Beijing, 7th March 2022 (BISTU)--- Great progress in quantum information research has been made in School of Applied Sciences of BISTU. Professor Zhao Mingjing, in collaboration with Prof. Weng Wenkang and doctoral candidates Meng Fei and Zhang Xiaoming from Southern University of Science and Technology in the area of conventional illumination and quantum illumination, has obtained the minimum-error probability of target detection. The paper “One-shot detection limits of quantum illumination with discrete signals” is published on npj Quantum Information, a high-quality Nature Portfolio journal published by Springer Nature in partnership with The University of New South Wales (UNSW Australia) on 2nd September 2020 with Prof. Zhao Mingjing as the corresponding author.

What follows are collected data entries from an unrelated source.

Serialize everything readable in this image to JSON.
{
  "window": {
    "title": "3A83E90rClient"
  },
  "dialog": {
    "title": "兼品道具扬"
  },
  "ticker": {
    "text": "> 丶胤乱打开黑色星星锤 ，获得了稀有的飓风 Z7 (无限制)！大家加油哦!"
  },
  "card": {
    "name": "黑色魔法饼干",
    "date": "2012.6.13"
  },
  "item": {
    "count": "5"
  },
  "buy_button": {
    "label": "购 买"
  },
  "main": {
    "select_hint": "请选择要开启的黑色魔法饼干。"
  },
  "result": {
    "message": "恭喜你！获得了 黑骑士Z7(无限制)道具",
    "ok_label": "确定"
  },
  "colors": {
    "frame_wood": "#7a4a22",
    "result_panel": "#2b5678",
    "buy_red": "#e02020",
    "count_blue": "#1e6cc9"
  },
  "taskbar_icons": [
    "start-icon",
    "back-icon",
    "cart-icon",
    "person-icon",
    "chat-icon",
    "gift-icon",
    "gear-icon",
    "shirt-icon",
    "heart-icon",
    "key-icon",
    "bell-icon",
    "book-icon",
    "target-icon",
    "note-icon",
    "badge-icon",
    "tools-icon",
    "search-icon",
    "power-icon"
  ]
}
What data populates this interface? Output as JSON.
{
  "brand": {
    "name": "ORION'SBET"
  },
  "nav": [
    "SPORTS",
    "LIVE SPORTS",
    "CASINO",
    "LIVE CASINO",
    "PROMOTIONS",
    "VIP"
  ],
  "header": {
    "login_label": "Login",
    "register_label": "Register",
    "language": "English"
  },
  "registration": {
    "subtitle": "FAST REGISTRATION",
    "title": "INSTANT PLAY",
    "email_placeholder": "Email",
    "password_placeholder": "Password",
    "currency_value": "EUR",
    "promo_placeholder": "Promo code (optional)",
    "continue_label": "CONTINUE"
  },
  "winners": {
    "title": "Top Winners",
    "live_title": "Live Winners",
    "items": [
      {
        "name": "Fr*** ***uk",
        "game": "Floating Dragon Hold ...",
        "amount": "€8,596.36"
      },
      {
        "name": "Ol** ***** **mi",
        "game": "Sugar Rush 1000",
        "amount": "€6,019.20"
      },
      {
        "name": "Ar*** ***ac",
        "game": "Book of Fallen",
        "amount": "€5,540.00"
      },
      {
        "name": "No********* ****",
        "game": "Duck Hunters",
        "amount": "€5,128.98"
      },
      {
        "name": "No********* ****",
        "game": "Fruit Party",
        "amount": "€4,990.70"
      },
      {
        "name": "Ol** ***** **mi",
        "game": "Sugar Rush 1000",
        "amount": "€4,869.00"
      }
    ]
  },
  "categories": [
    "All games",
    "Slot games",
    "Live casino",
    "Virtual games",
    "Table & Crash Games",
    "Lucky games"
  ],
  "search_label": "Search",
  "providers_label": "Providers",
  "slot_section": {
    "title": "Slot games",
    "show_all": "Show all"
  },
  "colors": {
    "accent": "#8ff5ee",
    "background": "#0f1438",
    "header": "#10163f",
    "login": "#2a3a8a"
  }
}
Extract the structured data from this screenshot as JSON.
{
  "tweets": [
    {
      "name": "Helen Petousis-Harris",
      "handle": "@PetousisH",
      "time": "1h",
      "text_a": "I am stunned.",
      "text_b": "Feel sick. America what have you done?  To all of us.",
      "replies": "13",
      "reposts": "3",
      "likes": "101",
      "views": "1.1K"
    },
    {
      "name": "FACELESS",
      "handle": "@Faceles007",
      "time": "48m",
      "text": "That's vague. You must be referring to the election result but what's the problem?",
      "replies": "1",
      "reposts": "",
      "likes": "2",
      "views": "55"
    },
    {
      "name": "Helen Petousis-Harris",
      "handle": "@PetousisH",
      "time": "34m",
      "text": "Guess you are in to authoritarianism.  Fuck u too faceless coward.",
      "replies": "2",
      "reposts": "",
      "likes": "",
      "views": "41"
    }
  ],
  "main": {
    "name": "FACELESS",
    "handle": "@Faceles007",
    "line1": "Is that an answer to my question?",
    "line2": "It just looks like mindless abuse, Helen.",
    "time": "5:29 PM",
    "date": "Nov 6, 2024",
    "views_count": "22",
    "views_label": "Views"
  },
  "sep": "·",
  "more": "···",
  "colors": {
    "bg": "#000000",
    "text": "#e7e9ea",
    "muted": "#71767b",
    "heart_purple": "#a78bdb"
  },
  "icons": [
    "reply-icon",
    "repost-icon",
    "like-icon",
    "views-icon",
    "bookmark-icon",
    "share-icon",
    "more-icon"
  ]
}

As the interdisciplinary area between information science and quantum theory, quantum information is now on a booming stage. Quantum entanglement and positive operator-valued measure (POVM) are employed to detect the presence of target particles with potentially a low reflectivity and in a highly noisy background. It is one of the first papers which have systematically, comparatively explored conventional and quantum illumination. The parameter is classified into three distinct regions. It finds that whenever the reflectivity of the target is less than some critical value, all received signals become useless. There does exist a region where quantum illumination can provide advantages over conventional illumination. The optimal signal state is an entangled state with Schmidt number inversely proportional to the spectrum of the environmental noise state and being independent of the occurrence probability and the reflectivity of the object.
Figure 1: Conventional illumination
Figure 2: Quantum illumination
The paper can be accessed at https://doi.org/10.1038/s41534-020-00303-z.
Professor Zhao Mingjing has had around 50 SCI indexed papers published in addition to 2 papers on Scientific Reports and 15 on Physical Review A.